Pela segunda vez em quase dois anos, apoiadores de Jair Bolsonaro, um tanto iludidos com a realidade, pedem que seja concedido ao ex-presidente o Prêmio Nobel da Paz. A mais recente foi ao longo dos últimos dias quando as três dezenas de moradores da Faixa de Gaza com cidadania brasileira entraram na lista de pessoas que poderiam cruzar a fronteira com o Egito para fugir da região do conflito entre Israel e o grupo terrorista Hamas. A repatriação, dizem alguns de seus apoiadores, ocorreu porque Bolsonaro se encontrou com o embaixador de Israel no Brasil na terça-feira passada e pediu que fosse dada celeridade à saída dos brasileiros.
A outra ocasião em que Bolsonaro foi "cogitado" para o Nobel da Paz por seus militantes digitais foi em fevereiro de 2022. Na ocasião, o então presidente brasileiro desembarcou em Moscou para um encontro com o ditador Vladimir Putin em meio aos temores de que a Rússia estava prestes a atacar a Ucrânia.
No dia seguinte, Bolsonaro disse que “por coincidência ou não, parte das tropas deixaram a fronteira", referindo-se a notícias sobre uma possível retirada das forças russas da região, que Bolsonaro considerou uma "grande sinalização de que um caminho para a solução pacífica se apresenta no momento para Rússia e Ucrânia". Dessa forma, Bolsonaro tentou atribuir a si próprio algum tipo de influência sobre Putin e sobre sua disposição de iniciar uma guerra. Seus apoiadores inundaram as redes sociais com postagens dizendo que ele havia evitado a Terceira Guerra Mundial. Mas, rapidamente, o Bolsonaro negociador de conflitos virou piada, porque uma semana depois a Rússia começou a bombardear a Ucrânia.

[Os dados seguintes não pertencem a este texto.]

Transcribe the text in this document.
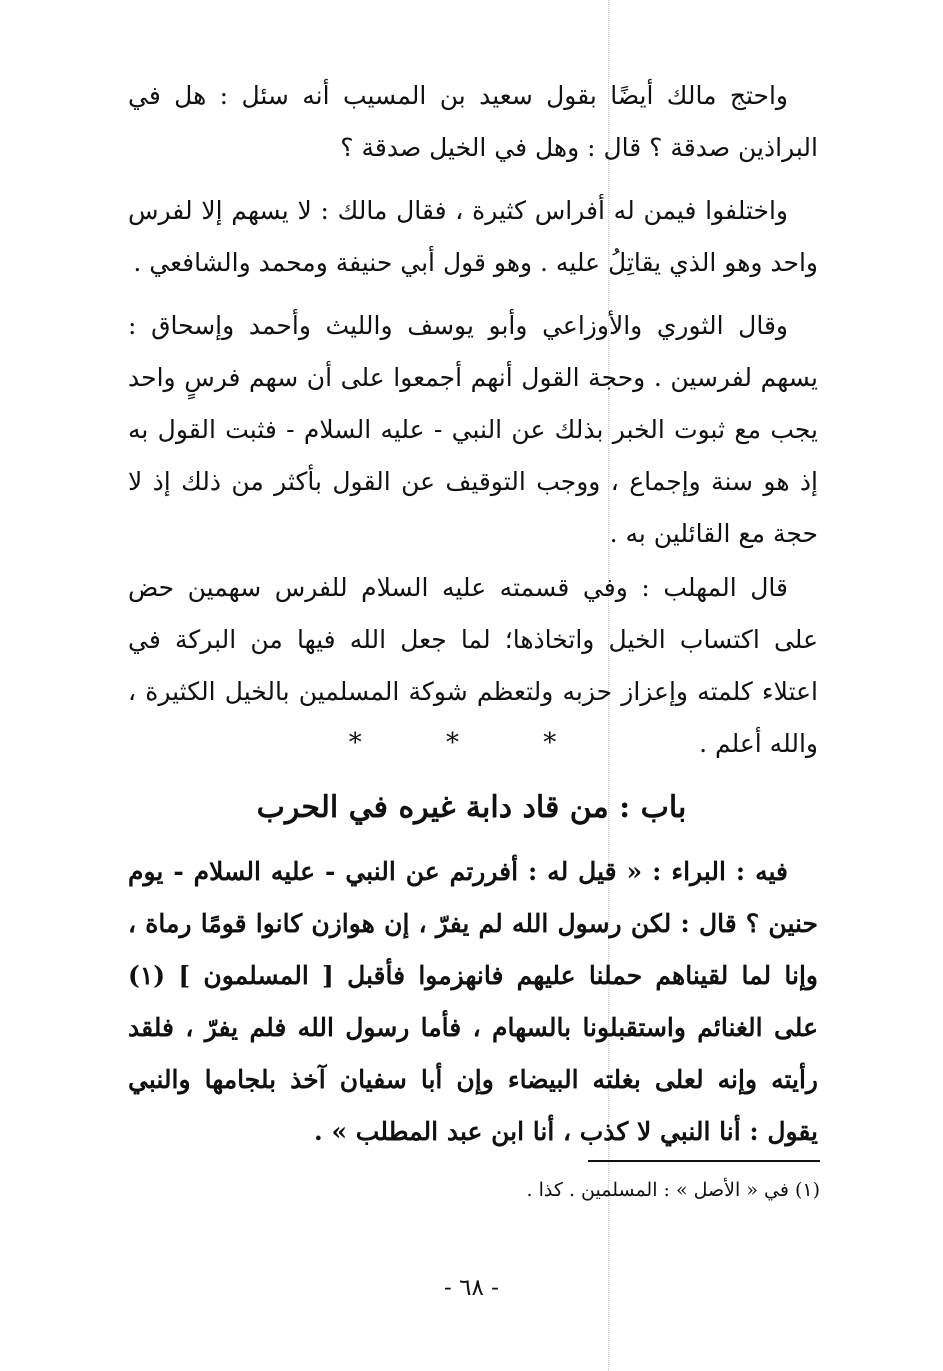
واحتج مالك أيضًا بقول سعيد بن المسيب أنه سئل : هل في البراذين صدقة ؟ قال : وهل في الخيل صدقة ؟

واختلفوا فيمن له أفراس كثيرة ، فقال مالك : لا يسهم إلا لفرس واحد وهو الذي يقاتِلُ عليه . وهو قول أبي حنيفة ومحمد والشافعي .

وقال الثوري والأوزاعي وأبو يوسف والليث وأحمد وإسحاق : يسهم لفرسين . وحجة القول أنهم أجمعوا على أن سهم فرسٍ واحد يجب مع ثبوت الخبر بذلك عن النبي - عليه السلام - فثبت القول به إذ هو سنة وإجماع ، ووجب التوقيف عن القول بأكثر من ذلك إذ لا حجة مع القائلين به .

قال المهلب : وفي قسمته عليه السلام للفرس سهمين حض على اكتساب الخيل واتخاذها؛ لما جعل الله فيها من البركة في اعتلاء كلمته وإعزاز حزبه ولتعظم شوكة المسلمين بالخيل الكثيرة ، والله أعلم .

* * *
باب : من قاد دابة غيره في الحرب

فيه : البراء : « قيل له : أفررتم عن النبي - عليه السلام - يوم حنين ؟ قال : لكن رسول الله لم يفرّ ، إن هوازن كانوا قومًا رماة ، وإنا لما لقيناهم حملنا عليهم فانهزموا فأقبل [ المسلمون ] (١) على الغنائم واستقبلونا بالسهام ، فأما رسول الله فلم يفرّ ، فلقد رأيته وإنه لعلى بغلته البيضاء وإن أبا سفيان آخذ بلجامها والنبي يقول : أنا النبي لا كذب ، أنا ابن عبد المطلب » .

(١) في « الأصل » : المسلمين . كذا .

- ٦٨ -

Bolsonaro é tão responsável pela repatriação dos brasileiros de Gaza quanto teria sido se Putin de fato tivesse desistido de invadir a Ucrânia. Ou seja, não é; e não faz nenhum sentido conceder a ele os louros da chegada do grupo de palestinos-brasileiros ao Brasil nesta segunda (13).
Dias antes do tal encontro de Bolsonaro com o embaixador, o governo israelense já havia informado ao chanceler de Lula, Mauro Vieira, que os brasileiros estavam na fila para deixar Gaza. A saída do grupo atrasou por outros motivos, relacionados principalmente a questões de segurança que exigiram o fechamento da fronteira algumas vezes ao longo da semana. Além disso, a embaixada de Israel em Brasília emitiu nota dizendo que Bolsonaro não havia sido convidado para a reunião com os parlamentares. Ele apareceu lá de penetra (o que não impediu o embaixador de se deixar filmar e fotografar com ele, no que foi entendido pela diplomacia lulista como uma provocação).

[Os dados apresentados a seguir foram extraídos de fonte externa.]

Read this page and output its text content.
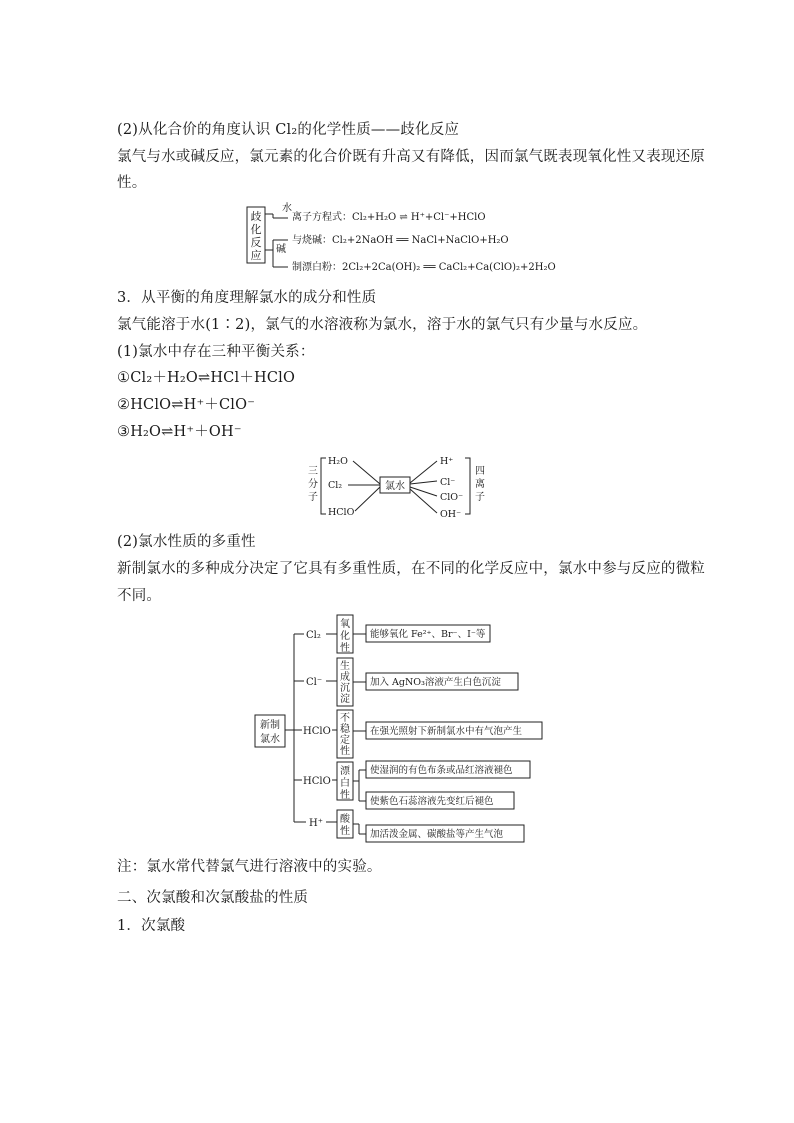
(2)从化合价的角度认识 Cl₂的化学性质——歧化反应
氯气与水或碱反应，氯元素的化合价既有升高又有降低，因而氯气既表现氧化性又表现还原
性。
歧
化
反
应
水
碱
离子方程式：Cl₂+H₂O ⇌ H⁺+Cl⁻+HClO
与烧碱：Cl₂+2NaOH ══ NaCl+NaClO+H₂O
制漂白粉：2Cl₂+2Ca(OH)₂ ══ CaCl₂+Ca(ClO)₂+2H₂O
3．从平衡的角度理解氯水的成分和性质
氯气能溶于水(1∶2)，氯气的水溶液称为氯水，溶于水的氯气只有少量与水反应。
(1)氯水中存在三种平衡关系：
①Cl₂＋H₂O⇌HCl＋HClO
②HClO⇌H⁺＋ClO⁻
③H₂O⇌H⁺＋OH⁻
三
分
子
H₂O
Cl₂
HClO
氯水
H⁺
Cl⁻
ClO⁻
OH⁻
四
离
子
(2)氯水性质的多重性
新制氯水的多种成分决定了它具有多重性质，在不同的化学反应中，氯水中参与反应的微粒
不同。
新制
氯水
Cl₂
Cl⁻
HClO
HClO
H⁺
氧
化
性
生
成
沉
淀
不
稳
定
性
漂
白
性
酸
性
能够氧化 Fe²⁺、Br⁻、I⁻等
加入 AgNO₃溶液产生白色沉淀
在强光照射下新制氯水中有气泡产生
使湿润的有色布条或品红溶液褪色
使紫色石蕊溶液先变红后褪色
加活泼金属、碳酸盐等产生气泡
注：氯水常代替氯气进行溶液中的实验。
二、次氯酸和次氯酸盐的性质
1．次氯酸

Mauro Vieira, como era de se esperar, disse ontem que a repatriação dos brasileiros é mérito das gestões feitas pela diplomacia do atual governo junto a Israel e a outros países com influência no conflito.
Sem dúvida existiu um esforço por parte da chancelaria brasileira. Mas é um enorme exagero atribuir a repatriação dos palestinos-brasileiros a alguma capacidade extraordinária de negociação da diplomacia lulista junto a Israel, ao Egito ou a outros países da região (Lula ligou até para o presidente do Irã, financiador do Hamas, na crença vã de que ele pudesse mexer alguns pauzinhos nesse sentido).

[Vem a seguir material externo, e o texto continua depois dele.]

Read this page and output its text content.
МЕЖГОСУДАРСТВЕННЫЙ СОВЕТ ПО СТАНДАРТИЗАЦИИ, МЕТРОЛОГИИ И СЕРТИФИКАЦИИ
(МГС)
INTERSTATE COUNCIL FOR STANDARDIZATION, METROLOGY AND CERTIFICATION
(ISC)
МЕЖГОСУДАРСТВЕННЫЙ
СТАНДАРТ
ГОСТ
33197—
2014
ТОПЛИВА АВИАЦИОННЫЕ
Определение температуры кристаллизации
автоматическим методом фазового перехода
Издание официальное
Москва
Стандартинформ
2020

Afinal, outros países com uma relação muito mais próxima com Israel, como a Alemanha, ainda não conseguiram repatriar todos os seus cidadãos retidos em Gaza. Por outro lado, a Indonésia, que sequer mantém relação diplomática com Israel, foi um dos primeiros países a conseguir a liberação dos seus cidadãos que viviam no território palestino. Ou seja, não há um padrão claro nas nacionalidades que já conseguiram liberação para deixar a Faixa de Gaza. Isso sugere que não há nem favorecimento a países amigos, nem punição àqueles que tiveram posicionamentos críticos em relação às ações militares de Israel em Gaza. O mais plausível é que cedo ou tarde os palestinos-brasileiros seriam liberados para repatriação.
Bolsonaro nada fez para merecer os louros da repatriação. Lula, ainda que a influência da sua diplomacia tenha sido limitada, poderá reivindicar o mérito para si porque é quem ocupa a presidência e comanda a política externa. É do jogo.